Schade nur, dass ein Plattenspieler beim Joggen eher unbrauchbar ist. Und auf dem Flug in der Economy-Class kann man sich damit auch nicht die Zeit vertreiben, dafür bedarf es eines mp3-players oder discman. Deshalb gibt es nicht wenige, die sich die Musik ihrer Schallplattensammlung auch noch einmal als CD oder mp3-Datei gekauft haben, wenn sie denn zu finden war.
Ein effektiverer Weg Ihre Vinyl-Kollektion zu sichern, „transportabel“ zu machen und – in perfekter Tonqualität – überall zu hören, ist die Digitalisierung Ihrer Schallplatten. Das können Sie problemlos selbst erledigen, denn schwer ist es nicht. Es bedarf nur einiger Vorbereitungen.

Das brauchen Sie

Es gibt zwei Möglichkeiten, Ihren Plattenspieler mit dem Computer zu verbinden, um die Plattensammlung dort abzuspeichern.
Entweder benötigen Sie eine Verbindung vom Verstärker Ihrer Anlage zum Line In-Anschluss Ihres PC. Dafür taugt normalerweise ein Kabel mit einem 3,5 Millimeter Klinkenstecker und zwei Cinch-Steckern.
Oder Sie schließen den Plattenspieler direkt an den PC an. Dafür brauchen Sie allerdings einen Vorverstärker (hier passende Elektronik kaufen). Bei spezieller Software zum Digitalisieren, wie beispielsweise dem Magix Audio Cleanig Lab ist ein solcher Vorverstärker bereits integriert. Besitzen Sie bereits einen Vorverstärker, können Sie auch mit Freeware Ihre Schallplatten digitalisieren.
Kostenlose Programme zum Digitalisieren sind beispielsweise der Audiograbber (www.audiograbber.de), mit dem Sie Musik aufnehmen. Zum Schneiden steht mit der Freeware Audacy (www.audacy.de) ebenfalls ein kostenfreies Programm zur Verfügung.

So funktioniert’s

Wenn Sie Ihren Plattenspieler an den Computer angeschlossen haben und ein kostenpflichtiges Programm nutzen, reicht es normalerweise, die Software zu aktivieren und den Aufnahmemodus zu starten.
Möchten Sie die oben genannte Freeware nutzen, ist es ein bisschen komplizierter.
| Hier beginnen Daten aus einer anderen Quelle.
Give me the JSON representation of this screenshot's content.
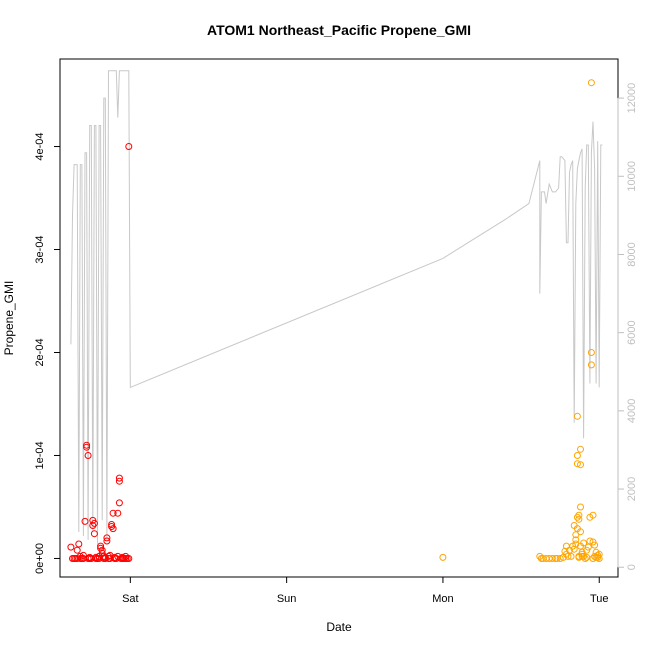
{
  "chart_data": {
    "type": "scatter",
    "title": "ATOM1 Northeast_Pacific Propene_GMI",
    "xlabel": "Date",
    "ylabel": "Propene_GMI",
    "x_ticks": [
      "Sat",
      "Sun",
      "Mon",
      "Tue"
    ],
    "x_tick_values": [
      1,
      2,
      3,
      4
    ],
    "xlim": [
      0.55,
      4.12
    ],
    "ylim": [
      -1.8e-05,
      0.000485
    ],
    "y_ticks": [
      0,
      0.0001,
      0.0002,
      0.0003,
      0.0004
    ],
    "y_tick_labels": [
      "0e+00",
      "1e-04",
      "2e-04",
      "3e-04",
      "4e-04"
    ],
    "secondary_y": {
      "ylim": [
        -250,
        13000
      ],
      "ticks": [
        0,
        2000,
        4000,
        6000,
        8000,
        10000,
        12000
      ],
      "tick_labels": [
        "0",
        "2000",
        "4000",
        "6000",
        "8000",
        "10000",
        "12000"
      ],
      "color": "#bfbfbf"
    },
    "grid": false,
    "series": [
      {
        "color": "#ff0000",
        "marker": "open-circle",
        "points": [
          [
            0.62,
            1.1e-05
          ],
          [
            0.63,
            0
          ],
          [
            0.65,
            0
          ],
          [
            0.66,
            8e-06
          ],
          [
            0.67,
            1.4e-05
          ],
          [
            0.68,
            0
          ],
          [
            0.69,
            0
          ],
          [
            0.7,
            0
          ],
          [
            0.71,
            3.6e-05
          ],
          [
            0.72,
            0.00011
          ],
          [
            0.72,
            0.000108
          ],
          [
            0.73,
            0.0001
          ],
          [
            0.73,
            0
          ],
          [
            0.74,
            0
          ],
          [
            0.75,
            0
          ],
          [
            0.76,
            3.7e-05
          ],
          [
            0.76,
            3.2e-05
          ],
          [
            0.77,
            3.4e-05
          ],
          [
            0.77,
            2.4e-05
          ],
          [
            0.78,
            0
          ],
          [
            0.79,
            0
          ],
          [
            0.8,
            0
          ],
          [
            0.81,
            1.2e-05
          ],
          [
            0.81,
            1e-05
          ],
          [
            0.82,
            8e-06
          ],
          [
            0.82,
            5e-06
          ],
          [
            0.83,
            2e-06
          ],
          [
            0.83,
            0
          ],
          [
            0.84,
            0
          ],
          [
            0.85,
            2e-05
          ],
          [
            0.85,
            1.7e-05
          ],
          [
            0.86,
            2e-06
          ],
          [
            0.86,
            0
          ],
          [
            0.87,
            0
          ],
          [
            0.88,
            3.3e-05
          ],
          [
            0.88,
            3.1e-05
          ],
          [
            0.89,
            4.4e-05
          ],
          [
            0.89,
            2.9e-05
          ],
          [
            0.9,
            0
          ],
          [
            0.91,
            0
          ],
          [
            0.92,
            4.4e-05
          ],
          [
            0.93,
            5.4e-05
          ],
          [
            0.93,
            7.8e-05
          ],
          [
            0.93,
            7.5e-05
          ],
          [
            0.94,
            0
          ],
          [
            0.95,
            0
          ],
          [
            0.96,
            0
          ],
          [
            0.97,
            0
          ],
          [
            0.98,
            0
          ],
          [
            0.99,
            0
          ],
          [
            0.99,
            0.0004
          ],
          [
            0.64,
            0
          ],
          [
            0.66,
            0
          ],
          [
            0.68,
            2e-06
          ],
          [
            0.7,
            3e-06
          ],
          [
            0.74,
            1e-06
          ],
          [
            0.78,
            1e-06
          ],
          [
            0.8,
            2e-06
          ],
          [
            0.84,
            1e-06
          ],
          [
            0.87,
            3e-06
          ],
          [
            0.9,
            1e-06
          ],
          [
            0.92,
            2e-06
          ],
          [
            0.95,
            1e-06
          ],
          [
            0.97,
            2e-06
          ]
        ]
      },
      {
        "color": "#ffa500",
        "marker": "open-circle",
        "points": [
          [
            3.0,
            1e-06
          ],
          [
            3.62,
            2e-06
          ],
          [
            3.63,
            0
          ],
          [
            3.64,
            0
          ],
          [
            3.66,
            0
          ],
          [
            3.68,
            0
          ],
          [
            3.7,
            0
          ],
          [
            3.72,
            0
          ],
          [
            3.73,
            0
          ],
          [
            3.75,
            0
          ],
          [
            3.77,
            1e-06
          ],
          [
            3.78,
            7e-06
          ],
          [
            3.79,
            4e-06
          ],
          [
            3.79,
            1.2e-05
          ],
          [
            3.8,
            2e-06
          ],
          [
            3.81,
            8e-06
          ],
          [
            3.82,
            2e-06
          ],
          [
            3.83,
            1.2e-05
          ],
          [
            3.84,
            3.2e-05
          ],
          [
            3.84,
            9e-06
          ],
          [
            3.85,
            1.4e-05
          ],
          [
            3.85,
            1.8e-05
          ],
          [
            3.85,
            2.3e-05
          ],
          [
            3.86,
            2.9e-05
          ],
          [
            3.86,
            4e-05
          ],
          [
            3.86,
            9.2e-05
          ],
          [
            3.86,
            0.000138
          ],
          [
            3.86,
            0.0001
          ],
          [
            3.87,
            4.2e-05
          ],
          [
            3.87,
            3.8e-05
          ],
          [
            3.87,
            2e-06
          ],
          [
            3.88,
            5e-05
          ],
          [
            3.88,
            0.000106
          ],
          [
            3.88,
            9.1e-05
          ],
          [
            3.88,
            1.2e-05
          ],
          [
            3.88,
            2.6e-05
          ],
          [
            3.89,
            6e-06
          ],
          [
            3.89,
            4e-06
          ],
          [
            3.9,
            1.5e-05
          ],
          [
            3.9,
            2e-06
          ],
          [
            3.91,
            0
          ],
          [
            3.92,
            8e-06
          ],
          [
            3.93,
            1.1e-05
          ],
          [
            3.94,
            1.7e-05
          ],
          [
            3.94,
            4e-05
          ],
          [
            3.95,
            0.000188
          ],
          [
            3.95,
            0.0002
          ],
          [
            3.95,
            0.000462
          ],
          [
            3.96,
            4.2e-05
          ],
          [
            3.96,
            1.6e-05
          ],
          [
            3.97,
            2e-06
          ],
          [
            3.97,
            1.3e-05
          ],
          [
            3.98,
            6e-06
          ],
          [
            3.99,
            3e-06
          ],
          [
            3.99,
            1e-06
          ],
          [
            4.0,
            4e-06
          ],
          [
            4.0,
            0
          ],
          [
            3.87,
            1e-06
          ],
          [
            3.89,
            2e-06
          ],
          [
            3.92,
            1e-06
          ],
          [
            3.96,
            0
          ],
          [
            3.98,
            1e-06
          ]
        ]
      }
    ],
    "secondary_line": {
      "color": "#c8c8c8",
      "points": [
        [
          0.62,
          5700
        ],
        [
          0.63,
          9000
        ],
        [
          0.64,
          10300
        ],
        [
          0.65,
          10300
        ],
        [
          0.66,
          10300
        ],
        [
          0.67,
          900
        ],
        [
          0.68,
          10300
        ],
        [
          0.69,
          10300
        ],
        [
          0.7,
          800
        ],
        [
          0.71,
          10600
        ],
        [
          0.72,
          10600
        ],
        [
          0.73,
          700
        ],
        [
          0.74,
          11300
        ],
        [
          0.75,
          11300
        ],
        [
          0.76,
          900
        ],
        [
          0.77,
          11300
        ],
        [
          0.78,
          11300
        ],
        [
          0.79,
          600
        ],
        [
          0.8,
          11300
        ],
        [
          0.81,
          11300
        ],
        [
          0.82,
          1200
        ],
        [
          0.83,
          12000
        ],
        [
          0.84,
          12000
        ],
        [
          0.85,
          700
        ],
        [
          0.86,
          12700
        ],
        [
          0.87,
          12700
        ],
        [
          0.88,
          12700
        ],
        [
          0.89,
          12700
        ],
        [
          0.9,
          12700
        ],
        [
          0.91,
          12700
        ],
        [
          0.92,
          11500
        ],
        [
          0.93,
          12700
        ],
        [
          0.94,
          12700
        ],
        [
          0.95,
          12700
        ],
        [
          0.96,
          12700
        ],
        [
          0.97,
          12700
        ],
        [
          0.98,
          12700
        ],
        [
          0.99,
          12700
        ],
        [
          1.0,
          4600
        ],
        [
          3.0,
          7900
        ],
        [
          3.2,
          8400
        ],
        [
          3.4,
          8900
        ],
        [
          3.55,
          9300
        ],
        [
          3.62,
          10400
        ],
        [
          3.62,
          7000
        ],
        [
          3.63,
          9600
        ],
        [
          3.64,
          9600
        ],
        [
          3.65,
          9600
        ],
        [
          3.66,
          9300
        ],
        [
          3.68,
          9800
        ],
        [
          3.7,
          9600
        ],
        [
          3.72,
          9600
        ],
        [
          3.74,
          9700
        ],
        [
          3.75,
          10500
        ],
        [
          3.76,
          10500
        ],
        [
          3.78,
          10400
        ],
        [
          3.79,
          8300
        ],
        [
          3.8,
          8300
        ],
        [
          3.81,
          10100
        ],
        [
          3.82,
          10300
        ],
        [
          3.83,
          10400
        ],
        [
          3.84,
          3700
        ],
        [
          3.85,
          9300
        ],
        [
          3.86,
          10200
        ],
        [
          3.87,
          10400
        ],
        [
          3.88,
          10600
        ],
        [
          3.89,
          10700
        ],
        [
          3.9,
          3300
        ],
        [
          3.91,
          9700
        ],
        [
          3.92,
          10800
        ],
        [
          3.93,
          10800
        ],
        [
          3.94,
          4700
        ],
        [
          3.95,
          10600
        ],
        [
          3.96,
          11400
        ],
        [
          3.97,
          10200
        ],
        [
          3.98,
          4700
        ],
        [
          3.99,
          10900
        ],
        [
          4.0,
          4600
        ],
        [
          4.01,
          10800
        ],
        [
          4.02,
          10800
        ]
      ]
    }
  }
}
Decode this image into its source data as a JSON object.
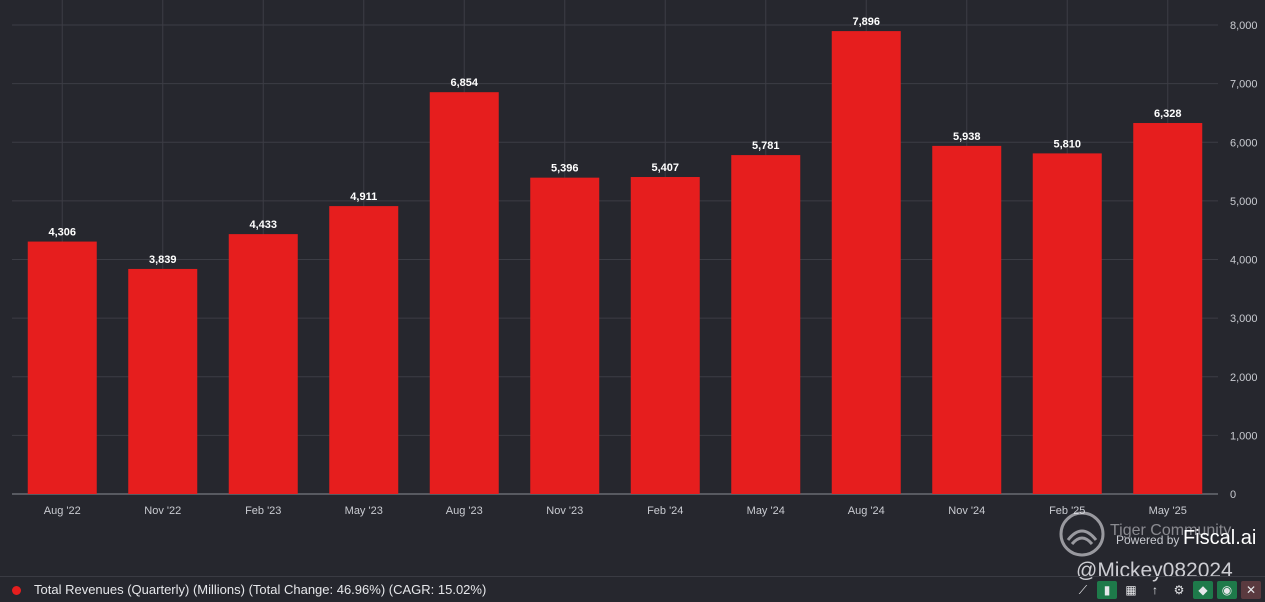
{
  "chart_data": {
    "type": "bar",
    "categories": [
      "Aug '22",
      "Nov '22",
      "Feb '23",
      "May '23",
      "Aug '23",
      "Nov '23",
      "Feb '24",
      "May '24",
      "Aug '24",
      "Nov '24",
      "Feb '25",
      "May '25"
    ],
    "values": [
      4306,
      3839,
      4433,
      4911,
      6854,
      5396,
      5407,
      5781,
      7896,
      5938,
      5810,
      6328
    ],
    "value_labels": [
      "4,306",
      "3,839",
      "4,433",
      "4,911",
      "6,854",
      "5,396",
      "5,407",
      "5,781",
      "7,896",
      "5,938",
      "5,810",
      "6,328"
    ],
    "yticks": [
      0,
      1000,
      2000,
      3000,
      4000,
      5000,
      6000,
      7000,
      8000
    ],
    "ytick_labels": [
      "0",
      "1,000",
      "2,000",
      "3,000",
      "4,000",
      "5,000",
      "6,000",
      "7,000",
      "8,000"
    ],
    "ylim": [
      0,
      8400
    ],
    "y_axis_side": "right",
    "grid": true,
    "bar_color": "#e61e1e",
    "title": "",
    "xlabel": "",
    "ylabel": ""
  },
  "legend": {
    "text": "Total Revenues (Quarterly) (Millions) (Total Change: 46.96%) (CAGR: 15.02%)",
    "color": "#e61e1e"
  },
  "watermarks": {
    "community": "Tiger Community",
    "powered_by": "Powered by",
    "brand": "Fiscal.ai",
    "user": "@Mickey082024"
  },
  "toolbar": {
    "icons": [
      "trend-line-icon",
      "bar-chart-icon",
      "bar-grid-icon",
      "sort-icon",
      "gear-icon",
      "tag-icon",
      "eye-icon",
      "close-icon"
    ],
    "glyphs": [
      "⟋",
      "▮",
      "▦",
      "↑",
      "⚙",
      "◆",
      "◉",
      "✕"
    ]
  }
}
Öffnen Sie erst einmal die Windows-Wiedergabesteuerung, indem Sie auf das kleine Lautsprechersymbol unten rechts in Ihrer Taskleiste klicken. Unter „Optionen“/ Eigenschaften wechseln Sie zu „Aufnahme“, wähklen als Quelle „Line in“ und schieben den Regler für die Aufnahme auf Maximum.
Nun starten Sie Ihre Freeware und wählen als Aufnahmequelle erneut „Line in“. Los geht’s! Am Ende der Aufnahme noch den „Stop-Button“ klicken, schon haben Sie Ihre erste Platte als wav-Datei aufgezeichnet.
Es besteht auch die Vorwahlmöglichkeit, das Programm automatisch die Aufnahme beenden zu lassen. Bei klassischer Musik, die Pausen einlegt, aber auch bei Musikstücken, die sehr leise Passagen haben, bietet sich das nicht wirklich an. Eine Aufnahme könnte so zu früh abgebrochen werden.

Die Nachbearbeitung

Nun können Sie die gespeicherte wav-Datei mit einem Schnittprogramm bearbeiten. In Bezahl-Sofware für die Digitalisierung ist das bereits enthalten und erklärt sich selbst. Aber auch mit kostenfreien Programmen ist der Musikschnitt möglich, wenn auch meist etwas unkonfortabler.
Audacy beispielsweise erfüllt ebenfalls alle wichtigen Funktionen, kostenlos. Vorne und hinten schneiden Sie nun einfach die aufgezeichneten Passagen ohne Musik weg. Dafür markieren Sie den „Leerlauf“ mit der Mouse und drücken – nach dem Probehören – die Entfernen-Taste Ihrer PC-Tastatur.
Sind Sie mit dem Schnitt fertig, wählen Sie bei Audacy den Reiter „Datei“ und dann „Mehrere Dateien exportieren“. Anschließend: Tondaten von der ersten Textmarke mit einschließen“ und „durchgehend numerieren“. So werden alle Tracks Ihrer Schallplatte fein säuberlich durchnummeriert und abgespeichert.
So schnell geht’s. Nun haben Sie eine Schallplatte digitalisiert und können die Stücke entweder auf CD brennen oder auf Ihren mp3-Player exportieren.

Qualität verbessern

Vielleicht lieben Sie das Knistern und Knacken einer alten Vinyl-Aufnahme. Dann belassen Sie sie einfach so, wie sie ist. Wenn Sie jedoch den Klang der Digitalisierung verbessern möchten, ist auch das möglich. Bezahl-Programme bieten Rauschentfernung und das Unterdrücken von Knacksern. Wer nicht in solche Software investieren möchte, kann sich Light- oder Testversionen entsprechender Software (zum Beispiel WavePurity) runterladen. Damit geht’s auch.

Viel Spaß beim digitalisieren Ihrer Plattensammlung.